Driving, training, eating sushi
Today I took my friend Brian on a wild goose chase. Chrissy had to get to work, but Brian, her husband, was arriving at LAX in the morning. I happily agreed to go get him, because he’s as cool as Chrissy, and that’s saying a lot. Everything was fine for a while: I found LAX, Brian’s flight was on time, we found each other, his luggage came off quickly, etc.
That’s when all hell started to break loose. Well, I should say that all heck started to break loose, because while what happened was a nuisance, it wasn’t a huge tragedy or anything. It’s just that I ended up taking Brian on an impromptu tour of southern California. Somehow I missed the highway I needed and we drove in a big circle around a lot of the city.
This was another indication that the highways in this state are not as hospitable as in others. My first couple of indications were back in Sacramento, where there aren’t always listed exit numbers on the highways—the lack of them made me realize how much I had come to rely on them—and where the exits don’t tell you what you can find there. In other words, in other states an exit sign will have a picture of a knife and fork if you can find a restaurant there, a bed if you can find a hotel or camping, etc. In Sacramento, I drove around for about an extra half hour because I wouldn’t see any pictures and then by the time I saw that there actually WAS a hotel, I was past the exit. Then I took an exit that, of course, didn’t have any hotels and had to get back on the highway.
Add to this the fact that there are about 20 highways in the LA area, all of which must be called “The” X (like “The 5” or “The 710”), and it makes me pretty sure that when you establish CA residency you get a secret packet of information that helps you navigate the entire state without any problem. Those of us who are just visiting are major suckers who may as well have “Loser from out of Town” stamped on our foreheads.

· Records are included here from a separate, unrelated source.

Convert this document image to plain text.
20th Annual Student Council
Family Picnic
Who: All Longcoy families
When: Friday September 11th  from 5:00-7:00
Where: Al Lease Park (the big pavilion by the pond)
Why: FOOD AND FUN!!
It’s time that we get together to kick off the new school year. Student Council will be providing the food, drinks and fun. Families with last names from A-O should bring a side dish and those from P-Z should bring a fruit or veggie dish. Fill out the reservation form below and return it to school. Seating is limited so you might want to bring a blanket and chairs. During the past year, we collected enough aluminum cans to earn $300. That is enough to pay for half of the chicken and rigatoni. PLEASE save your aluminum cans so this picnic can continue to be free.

So that took up most of the morning. In the afternoon, I did laundry while Brian took a nap. He had had to get up at the ass crack of dawn to catch his flight, and wanted to rest up a little. We were hoping that Chrissy would be able to come with us to train at Hollywood BJJ with Parker, but no such luck. (It’s really irritating how work gets in the way of the important stuff.) So it was just me and Brian, driving down Wilshire Boulevard. Knowing that we were in THE Hollywood (no, not mistaking it for a California highway, just emphasizing that we were there) left both of us kind of cold/unexcited, other than the getting to train part. I mean, there are famous people and things, but I remember having the same feeling when I saw the Mona Lisa in person: Wow, this looks like all the pictures I’ve ever seen of the Mona Lisa. So we were definitely not starstruck.
When we arrived, Parker introduced us to the main instructor at Hollywood BJJ, Shawn Williams, a black belt under Renzo Gracie. My friend Darin, whom you may remember from the Submit Pit in Somerset, KY, had told me that if I didn’t stop by Shawn’s academy he would never speak to me again. He and Linh spent a month living in LA so he could train there, he liked the instruction so much.
Shawn did not disappoint. There is a debate among jiu jitsu dorks about whether the Americans who are up and coming are better instructors than the old guard Brazilians. I don’t know the answer, but I do know that Shawn’s instructional technique is very detailed and descriptive; things stick when he explains them. Plus, he’s a nice guy (are you sensing a pattern here re: BJJ people??). I got to spar with Brian and Parker, as well as a tough young blue belt named John.
Here are the obligatory pics. Shawn had already changed into his street clothes, but just imagine him in a gi and a well-deserved black belt and you’ll get the idea:
Me, Shawn, Brian:
Me, Parker, Brian:
After class, Chrissy, Emmee, and Emmee’s lovely 11-year-old daughter met up with us for a Friday night sushi ritual. No it wasn’t a weird ritual, just something Parker, Emmee, and Emmee’s daughter do every Friday. They have been there so many times that Emmee’s daughter gets to ring up their check, and the sushi chefs are constantly cooking up (pun intended) new things they think they’d like. I am allergic to/dislike fish, though I do like veggie sushi, and the chef who made my hand rolls put as much care into them as the other chefs did into the amazing creations they put forth for the rest of the group. I also had some green tea and black sesame ice cream. Amazing!
On the way back to the hotel, Brian, Chrissy and I realized that we have crushes on Parker, Emmee, and Emmee’s daughter; we like the real them (in addition to the forum them) so much that we want to go on a third date. Fortunately, we will all be at a BBQ tomorrow that another forum member, Rude Boy Johnny, is throwing. We hope they like us as much as we like them and are tempted to ignore them a little so they don’t know how bad we’ve got it. Please don't tell.